No matter what your “fun” aunt insists, champagne is not a meal. It’s a cold, too-sweet beverage, tolerated for its bubbles. New Year’s is my favorite holiday, and it deserves something delicious. Something warm and exciting and filling. Thankfully, one of the America’s warmest, most exciting cities can lead the way: New Orleans. New Year’s deserves gumbo.

Gumbo is so intertwined with New Year’s in Louisiana that after Hurricane Katrina in 2005, New Orleans changed its midnight-countdown icon from a New Year’s baby to a papier-mâché gumbo pot; for three years, the gumbo pot dropped down a 25-foot flag pole in Jackson Square. (In 2008, the pot was replaced with giant a fleur de lis as a symbol of post-Katrina rebirth.) The word gumbo also originates from the language of slaves who first populated the region and cooked the dish. Ki ngombo is the word for okra in Bantu, and although some incorrectly claim that the soup is a variation on French bouillabaisse—a dish South-ified by the blacks in French Louisiana—the reverse is closer to the truth. As Robert Moss noted in his sprawling piece on the stew for Serious Eats, gumbo’s original recipes called for chicken and pork, and it was French settlers who fancified it with upscale (and OK, delicious) oysters and shellfish. Like Louisiana itself, the meal is soaked in colonialism, slavery, and conflict.

All of this recommends serving it on a day that marks a full, fraught year.

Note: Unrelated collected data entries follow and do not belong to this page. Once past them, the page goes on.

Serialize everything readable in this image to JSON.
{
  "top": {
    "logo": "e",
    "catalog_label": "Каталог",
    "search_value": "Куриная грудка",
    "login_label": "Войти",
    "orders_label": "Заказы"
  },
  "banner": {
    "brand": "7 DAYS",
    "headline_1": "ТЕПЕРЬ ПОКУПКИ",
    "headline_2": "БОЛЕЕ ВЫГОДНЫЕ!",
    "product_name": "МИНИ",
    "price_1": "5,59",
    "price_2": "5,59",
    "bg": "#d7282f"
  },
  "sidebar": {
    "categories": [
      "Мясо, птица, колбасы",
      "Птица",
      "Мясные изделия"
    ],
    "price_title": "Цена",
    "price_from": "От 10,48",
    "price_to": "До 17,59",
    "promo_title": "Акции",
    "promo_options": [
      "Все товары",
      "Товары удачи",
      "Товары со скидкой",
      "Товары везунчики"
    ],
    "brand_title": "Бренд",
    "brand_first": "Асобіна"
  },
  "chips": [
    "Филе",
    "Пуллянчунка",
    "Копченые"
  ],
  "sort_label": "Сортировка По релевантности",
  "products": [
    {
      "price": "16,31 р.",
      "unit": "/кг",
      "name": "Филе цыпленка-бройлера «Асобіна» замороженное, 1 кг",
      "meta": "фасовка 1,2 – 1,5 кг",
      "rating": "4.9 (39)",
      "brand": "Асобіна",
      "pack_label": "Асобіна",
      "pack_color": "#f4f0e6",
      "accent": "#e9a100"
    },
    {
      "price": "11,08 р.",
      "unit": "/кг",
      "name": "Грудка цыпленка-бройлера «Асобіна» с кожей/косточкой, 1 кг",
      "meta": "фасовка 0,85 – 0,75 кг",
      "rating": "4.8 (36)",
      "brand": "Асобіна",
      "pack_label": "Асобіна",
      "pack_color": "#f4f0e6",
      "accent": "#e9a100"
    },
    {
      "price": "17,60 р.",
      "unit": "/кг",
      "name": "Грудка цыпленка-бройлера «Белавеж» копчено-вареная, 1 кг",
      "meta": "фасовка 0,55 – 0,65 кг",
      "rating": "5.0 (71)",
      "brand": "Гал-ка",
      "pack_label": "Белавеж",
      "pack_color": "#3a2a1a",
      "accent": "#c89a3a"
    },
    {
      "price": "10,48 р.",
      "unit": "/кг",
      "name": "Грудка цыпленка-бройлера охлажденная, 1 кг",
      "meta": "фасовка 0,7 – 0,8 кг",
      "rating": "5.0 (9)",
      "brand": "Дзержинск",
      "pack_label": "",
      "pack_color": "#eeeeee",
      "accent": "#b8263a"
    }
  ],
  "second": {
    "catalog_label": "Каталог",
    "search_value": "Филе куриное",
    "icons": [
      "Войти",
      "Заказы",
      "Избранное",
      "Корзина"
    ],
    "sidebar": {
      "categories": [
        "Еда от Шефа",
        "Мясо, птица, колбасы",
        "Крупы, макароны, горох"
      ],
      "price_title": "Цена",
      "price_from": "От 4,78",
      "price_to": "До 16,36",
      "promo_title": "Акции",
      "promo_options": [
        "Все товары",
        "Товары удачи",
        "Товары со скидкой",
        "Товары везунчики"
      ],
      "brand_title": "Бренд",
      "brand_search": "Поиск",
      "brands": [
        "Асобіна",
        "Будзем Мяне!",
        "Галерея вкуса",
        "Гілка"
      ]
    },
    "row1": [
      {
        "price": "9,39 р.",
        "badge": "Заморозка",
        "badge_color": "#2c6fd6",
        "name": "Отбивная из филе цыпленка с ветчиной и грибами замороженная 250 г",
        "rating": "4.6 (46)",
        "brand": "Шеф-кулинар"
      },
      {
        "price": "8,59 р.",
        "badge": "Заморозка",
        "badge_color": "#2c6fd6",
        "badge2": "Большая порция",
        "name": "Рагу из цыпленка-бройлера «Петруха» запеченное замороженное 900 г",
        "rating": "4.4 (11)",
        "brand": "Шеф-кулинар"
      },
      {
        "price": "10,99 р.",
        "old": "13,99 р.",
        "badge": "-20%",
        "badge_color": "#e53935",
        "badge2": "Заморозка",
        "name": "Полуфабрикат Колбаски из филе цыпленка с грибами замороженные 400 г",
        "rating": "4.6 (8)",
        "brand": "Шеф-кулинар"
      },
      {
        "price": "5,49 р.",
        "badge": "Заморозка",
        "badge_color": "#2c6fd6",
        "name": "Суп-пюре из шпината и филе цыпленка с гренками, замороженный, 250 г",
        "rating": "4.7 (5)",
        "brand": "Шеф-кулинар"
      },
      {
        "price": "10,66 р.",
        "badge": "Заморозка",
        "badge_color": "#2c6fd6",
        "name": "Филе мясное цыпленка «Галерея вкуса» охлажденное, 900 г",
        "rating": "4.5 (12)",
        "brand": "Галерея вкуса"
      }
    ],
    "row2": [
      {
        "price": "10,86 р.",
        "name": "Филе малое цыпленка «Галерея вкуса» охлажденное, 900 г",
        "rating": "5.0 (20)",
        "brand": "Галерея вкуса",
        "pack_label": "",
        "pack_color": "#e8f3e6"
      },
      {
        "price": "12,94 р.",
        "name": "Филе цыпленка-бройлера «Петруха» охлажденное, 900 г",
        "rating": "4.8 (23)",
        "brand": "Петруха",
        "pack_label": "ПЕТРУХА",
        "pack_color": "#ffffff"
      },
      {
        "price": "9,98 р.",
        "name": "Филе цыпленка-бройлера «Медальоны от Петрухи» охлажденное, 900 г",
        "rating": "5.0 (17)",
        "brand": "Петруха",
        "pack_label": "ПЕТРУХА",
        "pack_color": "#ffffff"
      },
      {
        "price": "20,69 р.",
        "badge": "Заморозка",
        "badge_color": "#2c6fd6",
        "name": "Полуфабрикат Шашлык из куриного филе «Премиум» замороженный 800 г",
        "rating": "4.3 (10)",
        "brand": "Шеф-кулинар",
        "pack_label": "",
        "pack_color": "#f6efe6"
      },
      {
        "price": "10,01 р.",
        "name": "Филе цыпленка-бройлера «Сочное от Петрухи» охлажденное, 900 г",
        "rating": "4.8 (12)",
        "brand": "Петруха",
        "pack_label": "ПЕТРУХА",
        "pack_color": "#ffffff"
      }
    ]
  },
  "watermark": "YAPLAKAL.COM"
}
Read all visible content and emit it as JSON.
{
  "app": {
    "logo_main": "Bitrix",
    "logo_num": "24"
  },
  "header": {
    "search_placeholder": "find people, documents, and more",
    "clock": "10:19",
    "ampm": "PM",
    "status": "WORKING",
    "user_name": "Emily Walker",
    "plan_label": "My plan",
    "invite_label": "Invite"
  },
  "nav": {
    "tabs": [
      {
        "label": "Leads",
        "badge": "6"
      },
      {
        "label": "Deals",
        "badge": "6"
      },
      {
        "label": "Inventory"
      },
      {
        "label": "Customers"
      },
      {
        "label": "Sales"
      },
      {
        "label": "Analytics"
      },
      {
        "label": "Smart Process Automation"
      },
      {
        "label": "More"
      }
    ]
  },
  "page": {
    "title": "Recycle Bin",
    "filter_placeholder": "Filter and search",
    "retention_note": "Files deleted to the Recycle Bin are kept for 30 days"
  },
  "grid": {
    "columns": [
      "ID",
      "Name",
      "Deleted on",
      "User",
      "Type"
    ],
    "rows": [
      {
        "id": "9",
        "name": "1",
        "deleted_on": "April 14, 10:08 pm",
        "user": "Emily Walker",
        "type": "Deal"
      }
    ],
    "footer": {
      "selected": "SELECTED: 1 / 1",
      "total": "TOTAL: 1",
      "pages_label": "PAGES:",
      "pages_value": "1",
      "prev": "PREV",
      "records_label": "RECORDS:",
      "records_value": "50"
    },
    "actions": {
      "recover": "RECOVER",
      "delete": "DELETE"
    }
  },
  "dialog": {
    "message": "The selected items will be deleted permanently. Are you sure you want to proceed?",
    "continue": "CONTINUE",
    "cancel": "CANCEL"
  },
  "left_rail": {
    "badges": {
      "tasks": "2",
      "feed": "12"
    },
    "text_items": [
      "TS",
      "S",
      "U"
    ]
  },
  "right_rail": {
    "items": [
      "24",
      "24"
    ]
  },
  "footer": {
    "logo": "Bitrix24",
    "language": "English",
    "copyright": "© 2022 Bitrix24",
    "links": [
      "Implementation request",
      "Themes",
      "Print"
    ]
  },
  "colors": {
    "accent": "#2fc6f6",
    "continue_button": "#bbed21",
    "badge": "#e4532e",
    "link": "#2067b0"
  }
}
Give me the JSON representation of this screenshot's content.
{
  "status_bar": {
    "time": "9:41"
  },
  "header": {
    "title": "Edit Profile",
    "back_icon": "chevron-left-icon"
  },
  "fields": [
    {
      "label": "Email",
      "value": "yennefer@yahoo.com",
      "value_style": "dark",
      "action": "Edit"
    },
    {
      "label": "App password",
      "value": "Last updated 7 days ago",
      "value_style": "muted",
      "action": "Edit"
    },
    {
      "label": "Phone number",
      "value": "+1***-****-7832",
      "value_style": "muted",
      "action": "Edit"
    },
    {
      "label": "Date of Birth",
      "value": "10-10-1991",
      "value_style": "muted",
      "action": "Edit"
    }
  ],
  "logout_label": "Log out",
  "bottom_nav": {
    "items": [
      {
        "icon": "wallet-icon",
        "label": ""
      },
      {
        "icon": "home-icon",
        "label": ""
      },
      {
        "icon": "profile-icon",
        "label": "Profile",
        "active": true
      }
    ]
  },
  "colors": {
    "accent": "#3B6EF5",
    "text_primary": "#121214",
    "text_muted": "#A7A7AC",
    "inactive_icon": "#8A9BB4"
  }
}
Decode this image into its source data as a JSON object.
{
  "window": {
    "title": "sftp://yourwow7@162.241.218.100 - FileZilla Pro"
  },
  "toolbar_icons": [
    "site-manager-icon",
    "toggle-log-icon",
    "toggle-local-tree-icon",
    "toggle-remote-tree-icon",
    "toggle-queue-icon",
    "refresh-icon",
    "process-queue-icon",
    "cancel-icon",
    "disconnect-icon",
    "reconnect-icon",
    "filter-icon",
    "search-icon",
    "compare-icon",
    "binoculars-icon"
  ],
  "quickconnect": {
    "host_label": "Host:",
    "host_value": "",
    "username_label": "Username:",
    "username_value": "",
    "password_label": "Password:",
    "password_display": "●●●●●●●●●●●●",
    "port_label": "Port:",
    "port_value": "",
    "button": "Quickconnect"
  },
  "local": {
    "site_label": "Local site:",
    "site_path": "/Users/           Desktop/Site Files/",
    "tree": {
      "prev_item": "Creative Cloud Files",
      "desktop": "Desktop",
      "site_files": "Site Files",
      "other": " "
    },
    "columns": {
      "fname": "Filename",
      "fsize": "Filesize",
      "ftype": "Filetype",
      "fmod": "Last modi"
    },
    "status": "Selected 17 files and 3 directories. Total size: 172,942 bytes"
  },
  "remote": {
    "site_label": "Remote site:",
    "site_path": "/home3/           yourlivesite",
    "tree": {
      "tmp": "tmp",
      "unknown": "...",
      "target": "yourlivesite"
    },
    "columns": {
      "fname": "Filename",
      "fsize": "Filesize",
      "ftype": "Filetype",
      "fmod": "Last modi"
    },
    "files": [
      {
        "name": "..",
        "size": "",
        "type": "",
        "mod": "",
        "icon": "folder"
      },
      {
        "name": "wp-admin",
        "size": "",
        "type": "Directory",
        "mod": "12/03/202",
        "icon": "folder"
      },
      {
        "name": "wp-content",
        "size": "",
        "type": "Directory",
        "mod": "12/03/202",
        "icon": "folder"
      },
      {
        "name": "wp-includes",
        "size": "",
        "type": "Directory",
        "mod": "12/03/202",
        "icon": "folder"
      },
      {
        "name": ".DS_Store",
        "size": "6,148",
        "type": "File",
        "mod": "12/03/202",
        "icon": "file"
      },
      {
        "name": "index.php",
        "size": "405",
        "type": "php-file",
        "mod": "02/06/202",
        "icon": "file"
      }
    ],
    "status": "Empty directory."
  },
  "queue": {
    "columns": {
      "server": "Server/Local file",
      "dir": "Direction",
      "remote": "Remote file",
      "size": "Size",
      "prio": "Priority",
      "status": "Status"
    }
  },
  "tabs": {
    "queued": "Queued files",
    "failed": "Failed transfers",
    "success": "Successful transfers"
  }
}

New Year’s is not just a holiday for some. It’s for everybody, a holiday that people can make their own. If you like parties, what could be better than a full, complex bowl from the city that houses the French Quarter? If you like quiet, simple pleasures with your honey, why not enjoy a toasty bowl of stew together on a chilly winter day? If you think the year has been a slog to endure, see how long it takes you to cook your first pot of gumbo, and how much work it might take to eat if you keep the shells on the shrimp or lobster you throw in.

My friend Jillian in Chicago comes from a creole family, and her family’s gumbo was the first I was lucky enough to eat, on New Year’s or any day. Her family spends two days cooking enough gumbo for more than 20 people, though she says many creole families start cooking it even earlier, right after Christmas, with that holiday’s leftover turkey and ham. Jillian’s family gumbo contains chicken, pork, beef, Andouille, shrimp, crab, lobster, and sometimes oysters. It’s redder than some browner varieties, since it eschews flour as a thickening agent, but it does contain filé, a sassafras spice that also thickens things. Her gumbo is always served with rice, never corn. “Those people are weird,” Jillian says.

New Year’s inherently makes us look backward as well as forward. 2016 has been the worst, but the relative merits of any year are up for debate, even this one. An ideal New Year’s meal should hold as much variety and viscera within it as the year itself—and gumbo does.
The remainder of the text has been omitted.